Researchers will also study the subconscious assumptions that native speakers make when hearing accents or non-standard use of words or phrases, an increasingly common occurrence as people move across European borders with relative ease for study, work or leisure.
Dr Bernadette O'Rourke of Heriot-Watt University will head up a New Speaker Network as part of a four year, EU-funded initiative to identify key issues in multilingualism. A 'new speaker' is defined as a multilingual person who adopts a new language other than their native one.
At a time when the UK Government is considering using language fluency as a key factor in delivering benefits and other support, then I think we should be considering what that means and how it might impact, and also how countries with far more exposure to different language groups embrace multilingualism.
She said, "There is less emphasis in the UK on acquiring other languages, particularly compared to mainland Europe. These workgroups have been set up to research topics such as identifying the barriers for new speakers, even those who would consider themselves fluent. For example, certain services may be withheld because language skills are judged inadequate, yet these assessments may be very subjective.
"Another area of interest is looking at the growing evidence that indigenous minority languages such as Gaelic are being boosted by new speakers in urban areas such as Glasgow and Edinburgh. These are people who are not traditional native speakers of the language or who are not born in Scotland. Hearsay evidence is showing that children whose first language is German, Spanish or Italian, for example, are attending mainstream Gaelic schools and we would like to look further into this trend. We want to study whether being multilingual throws new light on attitudes to minority local languages.

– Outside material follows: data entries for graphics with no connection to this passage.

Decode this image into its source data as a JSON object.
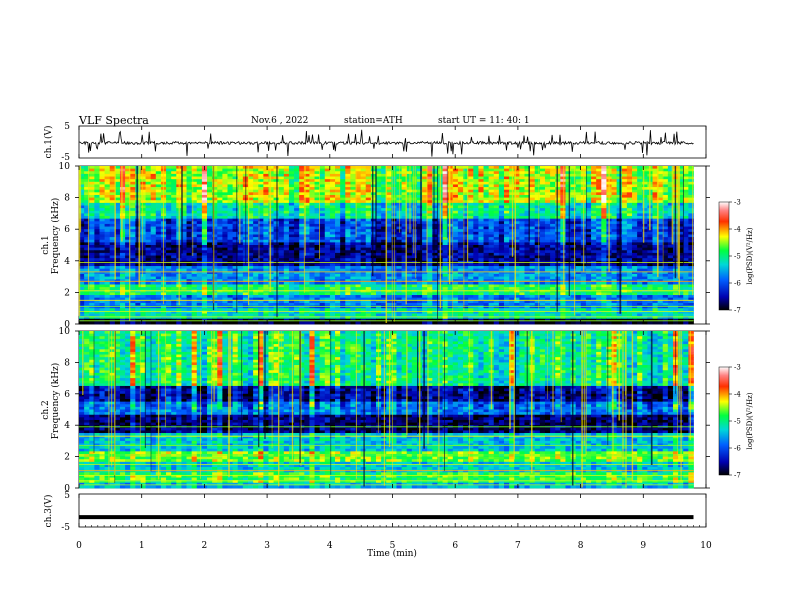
{
  "header": {
    "title": "VLF  Spectra",
    "date": "Nov.6  , 2022",
    "station": "station=ATH",
    "start": "start  UT  =    11: 40: 1"
  },
  "chart_data": [
    {
      "type": "line",
      "name": "ch1-waveform",
      "ylabel": "ch.1(V)",
      "ylim": [
        -5,
        5
      ],
      "yticks": [
        "5",
        "-5"
      ],
      "xlim": [
        0,
        10
      ],
      "x_start": 0,
      "x_end": 9.8,
      "mean_value": -0.3,
      "grid": false
    },
    {
      "type": "heatmap",
      "name": "ch1-spectrogram",
      "ylabel_top": "ch.1",
      "ylabel": "Frequency  (kHz)",
      "ylim": [
        0,
        10
      ],
      "yticks": [
        "0",
        "2",
        "4",
        "6",
        "8",
        "10"
      ],
      "xlim": [
        0,
        10
      ],
      "x_end": 9.8,
      "colorbar": {
        "label": "log(PSD)(V²/Hz)",
        "range": [
          -7,
          -3
        ],
        "ticks": [
          "-3",
          "-4",
          "-5",
          "-6",
          "-7"
        ]
      },
      "bands": [
        {
          "f": [
            0.0,
            0.3
          ],
          "logpsd": -7.0
        },
        {
          "f": [
            0.3,
            1.0
          ],
          "logpsd": -5.2
        },
        {
          "f": [
            1.0,
            1.9
          ],
          "logpsd": -5.8
        },
        {
          "f": [
            1.9,
            2.5
          ],
          "logpsd": -4.9
        },
        {
          "f": [
            2.5,
            3.6
          ],
          "logpsd": -5.7
        },
        {
          "f": [
            3.6,
            5.2
          ],
          "logpsd": -6.6
        },
        {
          "f": [
            5.2,
            6.6
          ],
          "logpsd": -6.1
        },
        {
          "f": [
            6.6,
            7.6
          ],
          "logpsd": -5.2
        },
        {
          "f": [
            7.6,
            10.0
          ],
          "logpsd": -4.5
        }
      ]
    },
    {
      "type": "heatmap",
      "name": "ch2-spectrogram",
      "ylabel_top": "ch.2",
      "ylabel": "Frequency  (kHz)",
      "ylim": [
        0,
        10
      ],
      "yticks": [
        "0",
        "2",
        "4",
        "6",
        "8",
        "10"
      ],
      "xlim": [
        0,
        10
      ],
      "x_end": 9.8,
      "colorbar": {
        "label": "log(PSD)(V²/Hz)",
        "range": [
          -7,
          -3
        ],
        "ticks": [
          "-3",
          "-4",
          "-5",
          "-6",
          "-7"
        ]
      },
      "bands": [
        {
          "f": [
            0.0,
            0.4
          ],
          "logpsd": -5.5
        },
        {
          "f": [
            0.4,
            1.0
          ],
          "logpsd": -4.8
        },
        {
          "f": [
            1.0,
            1.6
          ],
          "logpsd": -5.4
        },
        {
          "f": [
            1.6,
            2.3
          ],
          "logpsd": -4.6
        },
        {
          "f": [
            2.3,
            3.5
          ],
          "logpsd": -5.4
        },
        {
          "f": [
            3.5,
            4.6
          ],
          "logpsd": -6.7
        },
        {
          "f": [
            4.6,
            5.5
          ],
          "logpsd": -5.8
        },
        {
          "f": [
            5.5,
            6.5
          ],
          "logpsd": -6.5
        },
        {
          "f": [
            6.5,
            10.0
          ],
          "logpsd": -5.0
        }
      ]
    },
    {
      "type": "line",
      "name": "ch3-waveform",
      "ylabel": "ch.3(V)",
      "ylim": [
        -5,
        5
      ],
      "yticks": [
        "5",
        "-5"
      ],
      "xlim": [
        0,
        10
      ],
      "x_start": 0,
      "x_end": 9.8,
      "mean_value": -2.0,
      "grid": false
    }
  ],
  "xaxis": {
    "label": "Time  (min)",
    "ticks": [
      "0",
      "1",
      "2",
      "3",
      "4",
      "5",
      "6",
      "7",
      "8",
      "9",
      "10"
    ]
  }
}
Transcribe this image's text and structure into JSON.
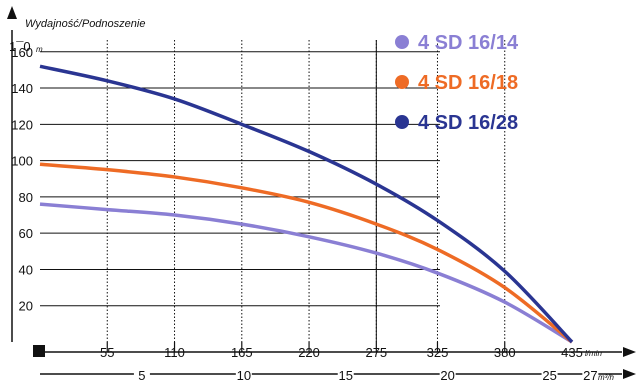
{
  "chart_data": {
    "type": "line",
    "title": "",
    "ylabel": "Wydajność/Podnoszenie",
    "y_unit": "m",
    "x_unit": "l/min",
    "x2_unit": "m³/h",
    "y_axis_top_label": "1¯0",
    "ylim": [
      0,
      172
    ],
    "xlim": [
      0,
      435
    ],
    "grid": true,
    "legend_position": "top-right",
    "y_ticks": [
      "20",
      "40",
      "60",
      "80",
      "100",
      "120",
      "140",
      "160"
    ],
    "x_ticks": [
      "55",
      "110",
      "165",
      "220",
      "275",
      "325",
      "380",
      "435"
    ],
    "x2_ticks": [
      "5",
      "10",
      "15",
      "20",
      "25",
      "27"
    ],
    "series": [
      {
        "name": "4 SD 16/14",
        "color": "#8a7fd4",
        "x": [
          0,
          55,
          110,
          165,
          220,
          275,
          325,
          380,
          435
        ],
        "y": [
          76,
          73,
          70,
          65,
          58,
          49,
          38,
          22,
          0
        ]
      },
      {
        "name": "4 SD 16/18",
        "color": "#ee6b25",
        "x": [
          0,
          55,
          110,
          165,
          220,
          275,
          325,
          380,
          435
        ],
        "y": [
          98,
          95,
          91,
          85,
          77,
          65,
          51,
          30,
          0
        ]
      },
      {
        "name": "4 SD 16/28",
        "color": "#2a3592",
        "x": [
          0,
          55,
          110,
          165,
          220,
          275,
          325,
          380,
          435
        ],
        "y": [
          152,
          144,
          134,
          120,
          105,
          87,
          67,
          39,
          0
        ]
      }
    ]
  }
}
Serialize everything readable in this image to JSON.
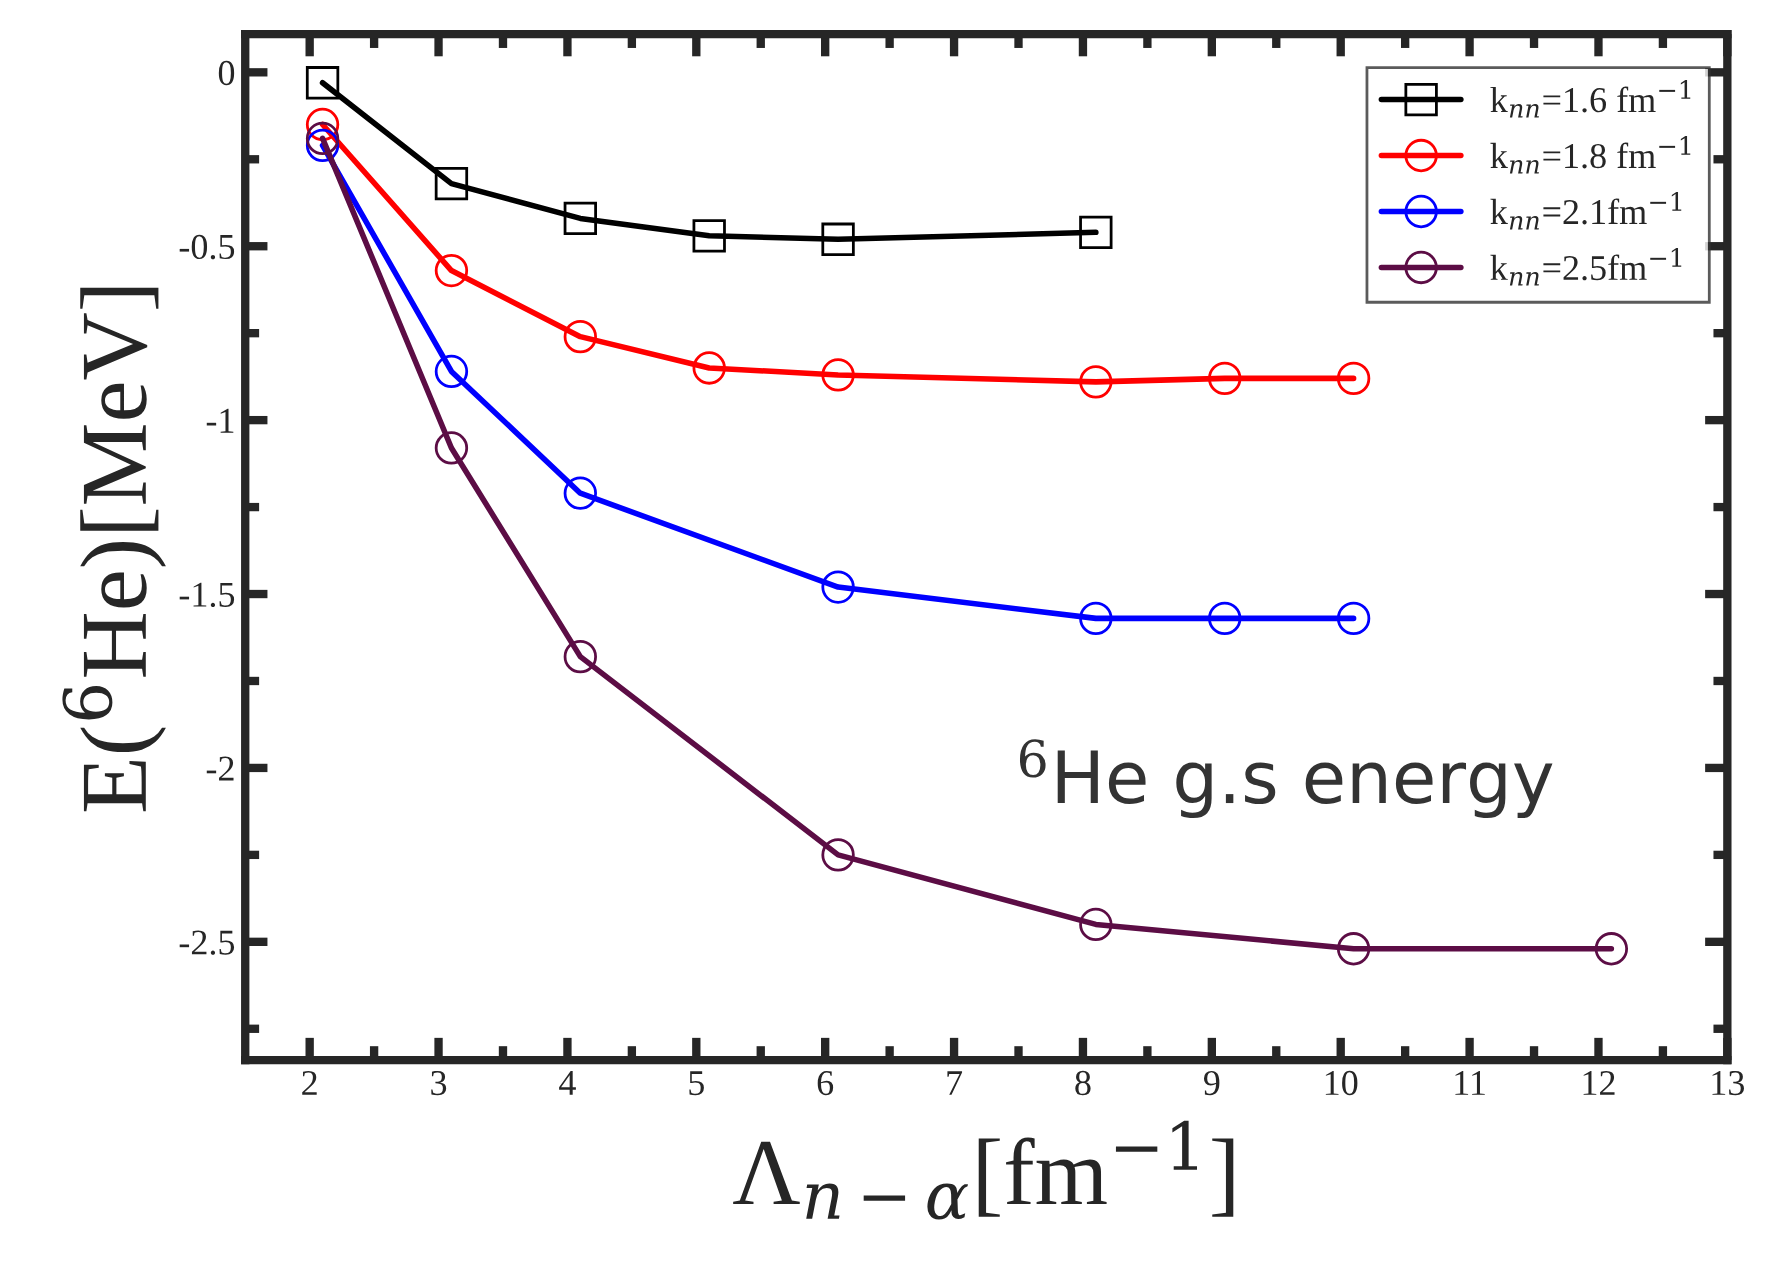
{
  "chart_data": {
    "type": "line",
    "xlabel": "Λ$_{n−α}$[fm$^{−1}$]",
    "ylabel": "E($^{6}$He)[MeV]",
    "annotations": [
      "$^{6}$He g.s energy"
    ],
    "xlim": [
      1.5,
      13
    ],
    "ylim": [
      -2.84,
      0.11
    ],
    "xticks": [
      2,
      {
        "value": 2.5,
        "label": null
      },
      3,
      {
        "value": 3.5,
        "label": null
      },
      4,
      {
        "value": 4.5,
        "label": null
      },
      5,
      {
        "value": 5.5,
        "label": null
      },
      6,
      {
        "value": 6.5,
        "label": null
      },
      7,
      {
        "value": 7.5,
        "label": null
      },
      8,
      {
        "value": 8.5,
        "label": null
      },
      9,
      {
        "value": 9.5,
        "label": null
      },
      10,
      {
        "value": 10.5,
        "label": null
      },
      11,
      {
        "value": 11.5,
        "label": null
      },
      12,
      {
        "value": 12.5,
        "label": null
      },
      13
    ],
    "yticks": [
      {
        "value": 0,
        "label": "0"
      },
      {
        "value": -0.25,
        "label": null
      },
      {
        "value": -0.5,
        "label": "-0.5"
      },
      {
        "value": -0.75,
        "label": null
      },
      {
        "value": -1,
        "label": "-1"
      },
      {
        "value": -1.25,
        "label": null
      },
      {
        "value": -1.5,
        "label": "-1.5"
      },
      {
        "value": -1.75,
        "label": null
      },
      {
        "value": -2,
        "label": "-2"
      },
      {
        "value": -2.25,
        "label": null
      },
      {
        "value": -2.5,
        "label": "-2.5"
      },
      {
        "value": -2.75,
        "label": null
      }
    ],
    "grid": false,
    "legend": "top right",
    "line_style": "solid",
    "series": [
      {
        "name": "k$_{nn}$=1.6 fm$^{−1}$",
        "color": "#000000",
        "marker": "square",
        "x": [
          2.1,
          3.1,
          4.1,
          5.1,
          6.1,
          8.1
        ],
        "values": [
          -0.03,
          -0.32,
          -0.42,
          -0.47,
          -0.48,
          -0.46
        ]
      },
      {
        "name": "k$_{nn}$=1.8 fm$^{−1}$",
        "color": "#ff0000",
        "marker": "circle",
        "x": [
          2.1,
          3.1,
          4.1,
          5.1,
          6.1,
          8.1,
          9.1,
          10.1
        ],
        "values": [
          -0.15,
          -0.57,
          -0.76,
          -0.85,
          -0.87,
          -0.89,
          -0.88,
          -0.88
        ]
      },
      {
        "name": "k$_{nn}$=2.1fm$^{−1}$",
        "color": "#0000ff",
        "marker": "circle",
        "x": [
          2.1,
          3.1,
          4.1,
          6.1,
          8.1,
          9.1,
          10.1
        ],
        "values": [
          -0.21,
          -0.86,
          -1.21,
          -1.48,
          -1.57,
          -1.57,
          -1.57
        ]
      },
      {
        "name": "k$_{nn}$=2.5fm$^{−1}$",
        "color": "#5c0d45",
        "marker": "circle",
        "x": [
          2.1,
          3.1,
          4.1,
          6.1,
          8.1,
          10.1,
          12.1
        ],
        "values": [
          -0.19,
          -1.08,
          -1.68,
          -2.25,
          -2.45,
          -2.52,
          -2.52
        ]
      }
    ]
  }
}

"At a time when the UK Government is considering using language fluency as a key factor in delivering benefits and other support, then I think we should be considering what that means and how it might impact, and also how countries with far more exposure to different language groups embrace multilingualism."
The research will consider:
- Immigrant communities, where becoming a 'new speaker' of a language is often essential to participating in the economic, social, political and artistic life of their new host community
- Transnational workers, who to varying degrees invest in multilingualism at work, at home and through the cultural products they consume
- Regional linguistic minorities, where there are now growing numbers of 'new speakers' who as a result of revitalization projects have learned their heritage languages outside of the home through formal schooling or as adults
The first working groups will meet in Edinburgh on 6-7 March to start the formal research. The New Speakers Network has been funded by COST, an intergovernmental framework for European Cooperation in Science and Technology and the project will run for four years.
Representatives from 20 countries across Europe are expected to attend the first workshops at Heriot-Watt University.